Archives pour l'étiquette espagne

PARIS-AUSTERLITZ – RAPHAËL CHIRBES

 

Le narrateur, jeune  peintre espagnol qui a rompu les ponts avec sa famille, se souvient de sa relation avec Michel, ouvrier français de 30 ans son aîné, qui l’hébergea et avec  qui il vécut une relation intense.

Dans ce dernier roman, dont il commença l’écriture dans les années 90 et qu’il reprit peu de temps avant sa mort, le grand écrivain Rafaël Chirbes nous fait vivre avec beaucoup de sensibilité les différents stades d’une passion hors-norme, condamnée d’avance tant les deux protagonistes ont des conceptions  différentes de la vie. Le dénuement commun qui est à l’origine de leur rencontre ne peut masquer longtemps leurs aspirations contradictoires. Cette vie au jour le jour qui est le quotidien de Michel et le satisfait se révèle rapidement étouffante pour le narrateur, incapable par ailleurs de s’abandonner dans la relation totale et exclusive que semble réclamer son amant.  Un très beau roman, roman d’amour mais aussi roman social qui nous dit la peur de la solitude et du vieillissement, la difficulté à surmonter les différences pour vivre  l’idéal amoureux.

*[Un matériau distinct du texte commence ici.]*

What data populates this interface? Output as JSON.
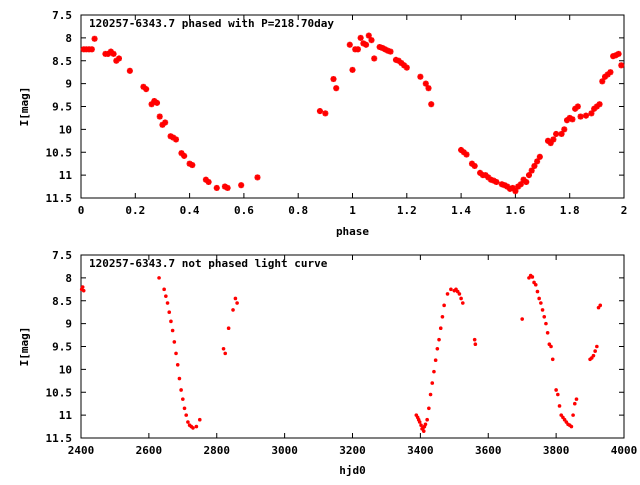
{
  "chart_data": [
    {
      "type": "scatter",
      "title": "120257-6343.7 phased with P=218.70day",
      "xlabel": "phase",
      "ylabel": "I[mag]",
      "xlim": [
        0,
        2
      ],
      "ylim": [
        7.5,
        11.5
      ],
      "y_inverted": true,
      "xticks": [
        "0",
        "0.2",
        "0.4",
        "0.6",
        "0.8",
        "1",
        "1.2",
        "1.4",
        "1.6",
        "1.8",
        "2"
      ],
      "yticks": [
        "7.5",
        "8",
        "8.5",
        "9",
        "9.5",
        "10",
        "10.5",
        "11",
        "11.5"
      ],
      "marker": "star",
      "color": "#ff0000",
      "series": [
        {
          "x": [
            0.01,
            0.02,
            0.03,
            0.04,
            0.05,
            0.09,
            0.1,
            0.11,
            0.12,
            0.13,
            0.14,
            0.18,
            0.23,
            0.24,
            0.26,
            0.27,
            0.28,
            0.29,
            0.3,
            0.31,
            0.33,
            0.34,
            0.35,
            0.37,
            0.38,
            0.4,
            0.41,
            0.46,
            0.47,
            0.5,
            0.53,
            0.54,
            0.59,
            0.65,
            0.88,
            0.9,
            0.93,
            0.94,
            0.99,
            1.0,
            1.01,
            1.02,
            1.03,
            1.04,
            1.05,
            1.06,
            1.07,
            1.08,
            1.1,
            1.11,
            1.12,
            1.13,
            1.14,
            1.16,
            1.17,
            1.18,
            1.19,
            1.2,
            1.25,
            1.27,
            1.28,
            1.29,
            1.4,
            1.41,
            1.42,
            1.44,
            1.45,
            1.47,
            1.48,
            1.49,
            1.5,
            1.51,
            1.52,
            1.53,
            1.55,
            1.56,
            1.57,
            1.58,
            1.59,
            1.6,
            1.61,
            1.62,
            1.63,
            1.64,
            1.65,
            1.66,
            1.67,
            1.68,
            1.69,
            1.72,
            1.73,
            1.74,
            1.75,
            1.77,
            1.78,
            1.79,
            1.8,
            1.81,
            1.82,
            1.83,
            1.84,
            1.86,
            1.88,
            1.89,
            1.9,
            1.91,
            1.92,
            1.93,
            1.94,
            1.95,
            1.96,
            1.97,
            1.98,
            1.99
          ],
          "y": [
            8.25,
            8.25,
            8.25,
            8.25,
            8.02,
            8.35,
            8.35,
            8.3,
            8.35,
            8.5,
            8.45,
            8.72,
            9.07,
            9.12,
            9.45,
            9.38,
            9.42,
            9.72,
            9.9,
            9.85,
            10.15,
            10.18,
            10.22,
            10.52,
            10.58,
            10.75,
            10.78,
            11.1,
            11.15,
            11.28,
            11.25,
            11.28,
            11.22,
            11.05,
            9.6,
            9.65,
            8.9,
            9.1,
            8.15,
            8.7,
            8.25,
            8.25,
            8.0,
            8.12,
            8.15,
            7.95,
            8.05,
            8.45,
            8.2,
            8.22,
            8.25,
            8.28,
            8.3,
            8.48,
            8.5,
            8.55,
            8.6,
            8.65,
            8.85,
            9.0,
            9.1,
            9.45,
            10.45,
            10.5,
            10.55,
            10.75,
            10.8,
            10.95,
            11.0,
            11.0,
            11.05,
            11.1,
            11.12,
            11.15,
            11.2,
            11.22,
            11.25,
            11.3,
            11.28,
            11.35,
            11.25,
            11.2,
            11.1,
            11.15,
            11.0,
            10.9,
            10.8,
            10.7,
            10.6,
            10.25,
            10.3,
            10.22,
            10.1,
            10.1,
            10.0,
            9.8,
            9.75,
            9.78,
            9.55,
            9.5,
            9.72,
            9.7,
            9.65,
            9.55,
            9.5,
            9.45,
            8.95,
            8.85,
            8.8,
            8.75,
            8.4,
            8.38,
            8.35,
            8.6
          ]
        }
      ]
    },
    {
      "type": "scatter",
      "title": "120257-6343.7 not phased light curve",
      "xlabel": "hjd0",
      "ylabel": "I[mag]",
      "xlim": [
        2400,
        4000
      ],
      "ylim": [
        7.5,
        11.5
      ],
      "y_inverted": true,
      "xticks": [
        "2400",
        "2600",
        "2800",
        "3000",
        "3200",
        "3400",
        "3600",
        "3800",
        "4000"
      ],
      "yticks": [
        "7.5",
        "8",
        "8.5",
        "9",
        "9.5",
        "10",
        "10.5",
        "11",
        "11.5"
      ],
      "marker": "dot",
      "color": "#ff0000",
      "series": [
        {
          "x": [
            2402,
            2405,
            2408,
            2630,
            2645,
            2650,
            2655,
            2660,
            2665,
            2670,
            2675,
            2680,
            2685,
            2690,
            2695,
            2700,
            2705,
            2710,
            2715,
            2720,
            2725,
            2730,
            2740,
            2750,
            2820,
            2825,
            2835,
            2848,
            2855,
            2860,
            3388,
            3392,
            3395,
            3398,
            3402,
            3405,
            3408,
            3410,
            3412,
            3415,
            3420,
            3425,
            3430,
            3435,
            3440,
            3445,
            3450,
            3455,
            3460,
            3465,
            3470,
            3480,
            3490,
            3500,
            3505,
            3510,
            3515,
            3520,
            3525,
            3560,
            3562,
            3700,
            3720,
            3725,
            3730,
            3735,
            3740,
            3745,
            3750,
            3755,
            3760,
            3765,
            3770,
            3775,
            3780,
            3785,
            3790,
            3800,
            3805,
            3810,
            3815,
            3820,
            3825,
            3830,
            3835,
            3840,
            3845,
            3850,
            3855,
            3860,
            3900,
            3905,
            3910,
            3915,
            3920,
            3925,
            3930
          ],
          "y": [
            8.25,
            8.2,
            8.28,
            8.0,
            8.25,
            8.4,
            8.55,
            8.75,
            8.95,
            9.15,
            9.4,
            9.65,
            9.9,
            10.2,
            10.45,
            10.65,
            10.85,
            11.0,
            11.15,
            11.22,
            11.25,
            11.28,
            11.25,
            11.1,
            9.55,
            9.65,
            9.1,
            8.7,
            8.45,
            8.55,
            11.0,
            11.05,
            11.1,
            11.15,
            11.22,
            11.3,
            11.28,
            11.35,
            11.25,
            11.2,
            11.1,
            10.85,
            10.55,
            10.3,
            10.05,
            9.8,
            9.55,
            9.35,
            9.1,
            8.85,
            8.6,
            8.35,
            8.25,
            8.28,
            8.25,
            8.3,
            8.35,
            8.45,
            8.55,
            9.35,
            9.45,
            8.9,
            8.0,
            7.95,
            7.98,
            8.1,
            8.15,
            8.3,
            8.45,
            8.55,
            8.7,
            8.85,
            9.0,
            9.2,
            9.45,
            9.5,
            9.78,
            10.45,
            10.55,
            10.8,
            11.0,
            11.05,
            11.1,
            11.15,
            11.2,
            11.22,
            11.25,
            11.0,
            10.75,
            10.65,
            9.78,
            9.75,
            9.7,
            9.6,
            9.5,
            8.65,
            8.6
          ]
        }
      ]
    }
  ]
}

traduit de l’espagnol par Denise Laroutis

Rivages – 20 euros

COMME UN BLUES – ANIBAL MALVAR

La Galice, c’est un peu la Bretagne en Espagne. La pluie colle comme une seconde peau à ce récit bien noir, mené de main de maître et qui, à la faveur d’une intrigue a priori assez simple nous fait entrevoir les coulisses de l’histoire récente de l’Espagne. Carlos Ovelar est un photographe tout ce qu’il y de banal , mais il a eu une autre vie avant. Sous les ordres de son père, il a travaillé pour les services secrets espagnols. Une expérience qui lui vaut d’être contacté par le nouveau mari de sa femme afin de retrouver la fille du couple, Ania, 18 ans, disparue dans ce qui apparaît assez vite être une embrouille liée à un trafic de drogues.

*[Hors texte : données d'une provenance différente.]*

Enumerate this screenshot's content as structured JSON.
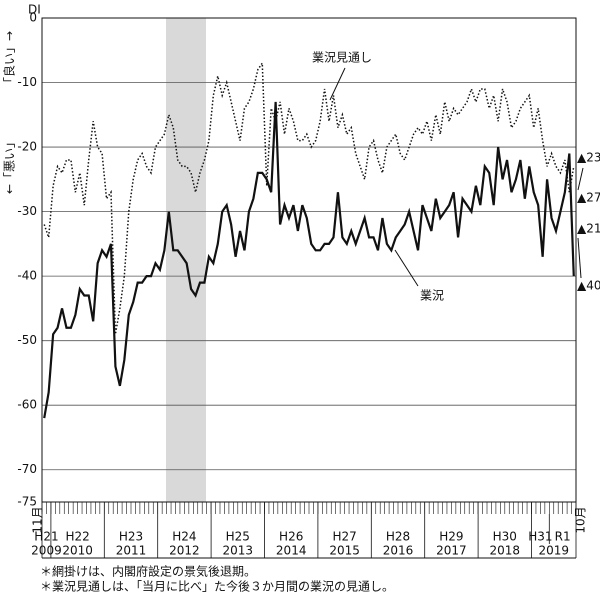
{
  "chart_data": {
    "type": "line",
    "y_unit_label": "DI",
    "axis_labels": [
      "「良い」→",
      "←「悪い」"
    ],
    "start_month": "11月",
    "end_month": "10月",
    "year_labels": [
      {
        "era": "H21",
        "year": "2009"
      },
      {
        "era": "H22",
        "year": "2010"
      },
      {
        "era": "H23",
        "year": "2011"
      },
      {
        "era": "H24",
        "year": "2012"
      },
      {
        "era": "H25",
        "year": "2013"
      },
      {
        "era": "H26",
        "year": "2014"
      },
      {
        "era": "H27",
        "year": "2015"
      },
      {
        "era": "H28",
        "year": "2016"
      },
      {
        "era": "H29",
        "year": "2017"
      },
      {
        "era": "H30",
        "year": "2018"
      },
      {
        "era": "H31",
        "era_after": "R1",
        "year": "2019"
      }
    ],
    "ylim": [
      -75,
      0
    ],
    "yticks": [
      0,
      -10,
      -20,
      -30,
      -40,
      -50,
      -60,
      -70,
      -75
    ],
    "grid": true,
    "series": [
      {
        "name": "業況",
        "color": "#111111",
        "dash": "solid",
        "values": [
          -62,
          -58,
          -49,
          -48,
          -45,
          -48,
          -48,
          -46,
          -42,
          -43,
          -43,
          -47,
          -38,
          -36,
          -37,
          -35,
          -54,
          -57,
          -53,
          -46,
          -44,
          -41,
          -41,
          -40,
          -40,
          -38,
          -39,
          -36,
          -30,
          -36,
          -36,
          -37,
          -38,
          -42,
          -43,
          -41,
          -41,
          -37,
          -38,
          -35,
          -30,
          -29,
          -32,
          -37,
          -33,
          -36,
          -30,
          -28,
          -24,
          -24,
          -25,
          -27,
          -13,
          -32,
          -29,
          -31,
          -29,
          -33,
          -29,
          -31,
          -35,
          -36,
          -36,
          -35,
          -35,
          -34,
          -27,
          -34,
          -35,
          -33,
          -35,
          -33,
          -31,
          -34,
          -34,
          -36,
          -31,
          -35,
          -36,
          -34,
          -33,
          -32,
          -30,
          -33,
          -36,
          -29,
          -31,
          -33,
          -28,
          -31,
          -30,
          -29,
          -27,
          -34,
          -28,
          -29,
          -30,
          -26,
          -29,
          -23,
          -24,
          -29,
          -20,
          -25,
          -22,
          -27,
          -25,
          -22,
          -28,
          -23,
          -27,
          -29,
          -37,
          -25,
          -31,
          -33,
          -30,
          -27,
          -21,
          -40
        ]
      },
      {
        "name": "業況見通し",
        "color": "#111111",
        "dash": "dotted",
        "values": [
          -32,
          -34,
          -26,
          -23,
          -24,
          -22,
          -22,
          -27,
          -24,
          -29,
          -22,
          -16,
          -20,
          -21,
          -28,
          -27,
          -49,
          -45,
          -40,
          -30,
          -25,
          -22,
          -21,
          -23,
          -24,
          -20,
          -19,
          -18,
          -15,
          -17,
          -22,
          -23,
          -23,
          -24,
          -27,
          -24,
          -22,
          -19,
          -12,
          -9,
          -12,
          -10,
          -13,
          -16,
          -19,
          -14,
          -13,
          -11,
          -8,
          -7,
          -26,
          -14,
          -16,
          -13,
          -18,
          -14,
          -16,
          -19,
          -19,
          -18,
          -20,
          -19,
          -16,
          -11,
          -16,
          -12,
          -17,
          -15,
          -18,
          -17,
          -21,
          -23,
          -25,
          -20,
          -19,
          -22,
          -24,
          -20,
          -19,
          -18,
          -21,
          -22,
          -20,
          -18,
          -17,
          -18,
          -16,
          -19,
          -15,
          -18,
          -13,
          -16,
          -14,
          -15,
          -14,
          -13,
          -11,
          -13,
          -11,
          -11,
          -14,
          -12,
          -16,
          -11,
          -13,
          -17,
          -16,
          -14,
          -13,
          -12,
          -17,
          -14,
          -19,
          -23,
          -21,
          -23,
          -24,
          -22,
          -27,
          -23
        ]
      }
    ],
    "annotations": [
      "▲23",
      "▲27",
      "▲21",
      "▲40"
    ],
    "notes": [
      "＊網掛けは、内閣府設定の景気後退期。",
      "＊業況見通しは、「当月に比べ」た今後３か月間の業況の見通し。"
    ]
  }
}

Comme un blues est un roman remarquable à plus d’un titre. Par le climat plombant très bien rendu, cette dépression dans laquelle patauge notre protagoniste, jamais remis d’un drame familial qui d’une certaine manière structure le récit, explique en tout cas l’itinéraire de Carlos. Par les personnages forts et complexes aussi, celui  du père en particulier, modèle négatif, objet de détestation autant que d’admiration. Et il y a Guadralpa, vieux flic à l’ancienne et à bout de course, a sa manière extrêmement attachant. Enfin, le contexte évoqué par le récit, la préparation du coup d’Etat du 23 février 1981, donne une densité historique au roman. J’avoue être peu au fait de la thèse longuement présentée dans le roman et j’ignore quelle est la part de vérité, mais cet intéressant article du Centre Français sur le Renseignement permet de se documenter avant de se plonger dans une lecture que je vous recommande chaudement.

Traduit de l’espagnol par Hélène Serrano

Editions Asphalte – 22 euros

LA CHAIR – ROSA MONTERO

Célibataire et sans enfant, la soixantaine active (elle est commissaire d’exposition pour un grand musée madrilène) Soledad déborde de vie… et le volet sentimental de son existence est loin d’être refermé ! Elle vient pourtant de se faire larguer par un amant vingt ans plus jeune qu’elle, ce qu’elle supporte très très mal. Pour lui faire regretter sa décision et le rendre jaloux, Soledad contacte un gigolo sur un site de rencontres afin de s’afficher à son bras lors d’une première de l’opéra où elle espère incidemment croiser son ex. Mais cette décision va être le point de départ d’une histoire qu’elle est loin d’imaginer…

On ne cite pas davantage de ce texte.